Thanks for the tips.
no subject
Date: 2009-07-25 01:50 pm (UTC)Actually, I think I'd just go with the peanut brittle straight off the bat. The Americans have a lolly they call 'Reese's peanut butter cups', I tried it once. Low quality chocolate and the peanut butter centre was so sweet it totally wrecked the flavour of peanuts, not to mention it was solid enough that you had to bite down on it to separate it into pieces. And this is supposedly really good! Poor Americans, they apparently have no really good lollies.
no subject
Date: 2009-07-26 03:31 am (UTC)Actually I remember trying some of the Reese's PBCs - agree on the result, far too sweet and not nice at all.
no subject
Date: 2009-07-25 11:52 am (UTC)no subject
Date: 2009-07-25 12:46 pm (UTC)no subject
Date: 2009-07-25 10:07 pm (UTC)no subject
Date: 2009-07-25 11:02 pm (UTC)Hershey's kisses (http://www.hersheys.com/kisses/ -- the page loads really slow) are basically large milk chocolate chips (not semisweet, like regular-sized chocolate chips) about an inch across at the base. They come in lots of flavors -- caramel or cherry cordial filled, or covered in white chocolate, and even a dark chocolate version, I think, as well as the plain milk chocolate. You really don't have chocolate kisses down there??? For some reason I find that quite amazing.

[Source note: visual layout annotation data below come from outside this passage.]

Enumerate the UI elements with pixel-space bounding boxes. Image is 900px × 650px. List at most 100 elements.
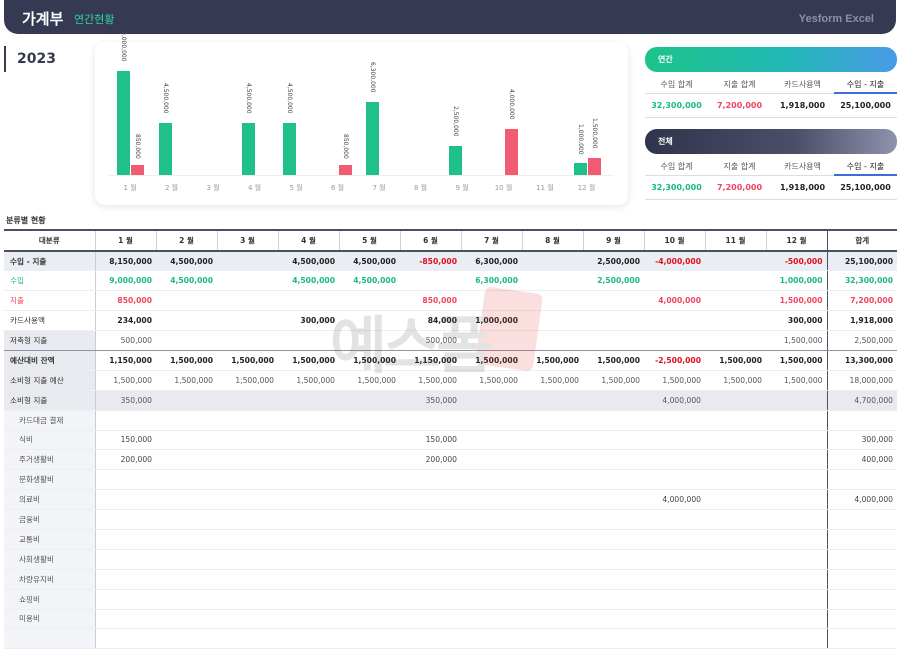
table-cell[interactable] (583, 509, 644, 530)
table-cell[interactable] (705, 529, 766, 550)
table-cell[interactable]: 150,000 (400, 430, 461, 451)
table-cell[interactable] (522, 569, 583, 590)
table-cell[interactable] (461, 609, 522, 630)
table-cell[interactable] (339, 529, 400, 550)
table-cell[interactable]: 150,000 (95, 430, 156, 451)
table-cell[interactable]: 350,000 (95, 390, 156, 411)
table-cell[interactable] (156, 430, 217, 451)
table-cell[interactable] (826, 569, 897, 590)
table-cell[interactable] (583, 589, 644, 610)
table-cell[interactable] (156, 509, 217, 530)
table-cell[interactable] (583, 430, 644, 451)
table-cell[interactable] (583, 569, 644, 590)
table-cell[interactable] (278, 430, 339, 451)
table-cell[interactable] (461, 549, 522, 570)
table-cell[interactable]: 200,000 (95, 449, 156, 471)
table-cell[interactable]: 1,150,000 (400, 350, 461, 371)
table-cell[interactable]: 4,000,000 (826, 489, 897, 511)
table-cell[interactable] (644, 589, 705, 610)
table-cell[interactable] (522, 449, 583, 471)
table-cell[interactable] (95, 589, 156, 610)
table-cell[interactable] (644, 330, 705, 351)
table-cell[interactable] (583, 290, 644, 312)
table-cell[interactable]: -850,000 (400, 251, 461, 272)
table-cell[interactable] (583, 390, 644, 411)
table-cell[interactable] (461, 449, 522, 471)
table-cell[interactable] (766, 509, 827, 530)
table-cell[interactable] (461, 330, 522, 351)
table-cell[interactable] (461, 569, 522, 590)
table-cell[interactable]: 4,500,000 (278, 270, 339, 292)
table-cell[interactable] (461, 529, 522, 550)
table-cell[interactable] (522, 430, 583, 451)
table-cell[interactable] (95, 469, 156, 491)
table-cell[interactable] (400, 489, 461, 511)
table-cell[interactable] (400, 549, 461, 570)
table-cell[interactable] (217, 529, 278, 550)
table-cell[interactable]: -500,000 (766, 251, 827, 272)
table-cell[interactable]: 1,500,000 (217, 350, 278, 371)
table-cell[interactable] (644, 569, 705, 590)
table-cell[interactable] (217, 489, 278, 511)
table-cell[interactable] (278, 330, 339, 351)
table-cell[interactable]: -2,500,000 (644, 350, 705, 371)
table-cell[interactable] (95, 628, 156, 650)
table-cell[interactable] (156, 569, 217, 590)
table-cell[interactable] (644, 549, 705, 570)
table-cell[interactable] (217, 430, 278, 451)
table-cell[interactable] (339, 589, 400, 610)
table-cell[interactable] (339, 310, 400, 332)
table-cell[interactable] (826, 469, 897, 491)
table-cell[interactable] (826, 529, 897, 550)
table-cell[interactable] (278, 390, 339, 411)
table-cell[interactable] (644, 529, 705, 550)
table-cell[interactable]: 1,000,000 (461, 310, 522, 332)
table-cell[interactable] (705, 489, 766, 511)
table-cell[interactable] (278, 589, 339, 610)
table-cell[interactable] (766, 449, 827, 471)
table-cell[interactable] (766, 589, 827, 610)
table-cell[interactable] (156, 310, 217, 332)
table-cell[interactable] (826, 589, 897, 610)
table-cell[interactable] (583, 410, 644, 431)
table-cell[interactable] (705, 549, 766, 570)
table-cell[interactable]: 1,500,000 (461, 370, 522, 391)
table-cell[interactable] (400, 509, 461, 530)
table-cell[interactable] (522, 270, 583, 292)
table-cell[interactable] (95, 569, 156, 590)
table-cell[interactable] (217, 290, 278, 312)
table-cell[interactable]: 9,000,000 (95, 270, 156, 292)
table-cell[interactable] (583, 469, 644, 491)
table-cell[interactable] (278, 569, 339, 590)
table-cell[interactable] (400, 628, 461, 650)
table-cell[interactable] (339, 290, 400, 312)
table-cell[interactable]: 1,500,000 (705, 350, 766, 371)
table-cell[interactable] (583, 489, 644, 511)
table-cell[interactable] (705, 469, 766, 491)
table-cell[interactable] (766, 628, 827, 650)
table-cell[interactable]: 1,500,000 (339, 370, 400, 391)
table-cell[interactable] (95, 509, 156, 530)
table-cell[interactable]: 1,500,000 (400, 370, 461, 391)
table-cell[interactable]: 1,500,000 (339, 350, 400, 371)
table-cell[interactable] (461, 589, 522, 610)
table-cell[interactable] (522, 628, 583, 650)
table-cell[interactable] (278, 469, 339, 491)
table-cell[interactable] (522, 310, 583, 332)
table-cell[interactable] (705, 569, 766, 590)
table-cell[interactable] (339, 449, 400, 471)
table-cell[interactable] (766, 489, 827, 511)
table-cell[interactable] (826, 549, 897, 570)
table-cell[interactable] (644, 509, 705, 530)
table-cell[interactable] (156, 290, 217, 312)
table-cell[interactable]: 1,500,000 (156, 370, 217, 391)
table-cell[interactable] (522, 589, 583, 610)
table-cell[interactable] (644, 310, 705, 332)
table-cell[interactable] (156, 529, 217, 550)
table-cell[interactable] (522, 549, 583, 570)
table-cell[interactable] (522, 390, 583, 411)
table-cell[interactable] (217, 589, 278, 610)
table-cell[interactable] (705, 628, 766, 650)
table-cell[interactable] (766, 529, 827, 550)
table-cell[interactable] (705, 430, 766, 451)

As for Dutch process cocoa, I don't know much about it. Here's a Wikipedia article on the subject: http://en.wikipedia.org/wiki/Dutch_process_chocolate. I suspect that if the container does not say "Dutch process," it probably isn't Dutch process, but for all I know the standard cocoa powder in Australia is, and so they don't label the default [g]. I'm afraid you're on your own on that one, at least so far as I'm concerned...
Congratulations on the recipe being accepted (whatever that means [g]).
P.S. I like Reese's peanut butter cups, although they don't like me (give me an upset stomach, as most peanutty things do). To each hir own, I guess.
no subject
Date: 2009-07-26 04:14 am (UTC)We don't get Hersheys anything unless it is in an import shop. The closest thing I could think of would be Lindor balls or Perugina Baci
We don't get Hersheys anything unless it is in an import shop. The closest thing I could think of would be Lindor balls or Perugina Baci <www.baciperugina.it> (baci being Italian for kiss!) but either of those would be much too expensive to put into cookies (as would imported Hersheys)!!
I'm guessing I'll just have to experiment with the cocoa and see what happens - she doesn't say WHY the Dutch process doesn't work - just that it doesn't.
The recipe acceptance thing was just me angling for my 15 minutes of 'fame'. BestRecipes.com.au is a favourite of mine for finding new things to cook - and lots of people ask for that cake recipe when they have it.
no subject
Date: 2009-07-26 06:07 am (UTC)I think if I were you I'd just use chocolate chips. Unless there's something else in the recipe that counterindicates using chocolate (in which case the recipe is probably suspect to begin with [g]).
And congratulations on your fifteen minutes of fame. Here's hoping this isn't your only one!
no subject
Date: 2009-07-28 01:38 am (UTC)no subject
Date: 2009-07-29 10:45 am (UTC)What's weirding me out about it in this recipe is that the ingredients are:
sugar, flour, cocoa, salt and butter for the crust (combined in a food processor and pressed into a pan)
chocolate chips, marshmallows, nuts, coconut and condensed milk for the topping (dry ingredients sprinkled over base then condensed milk poured over the top then baked)
Do you have any idea why the type of cocoa would make any difference whatsoever? There is no indicatioon if the flour is plain or self-raising so I'm assuming plain (an Australian recipe would always distinguish between the two).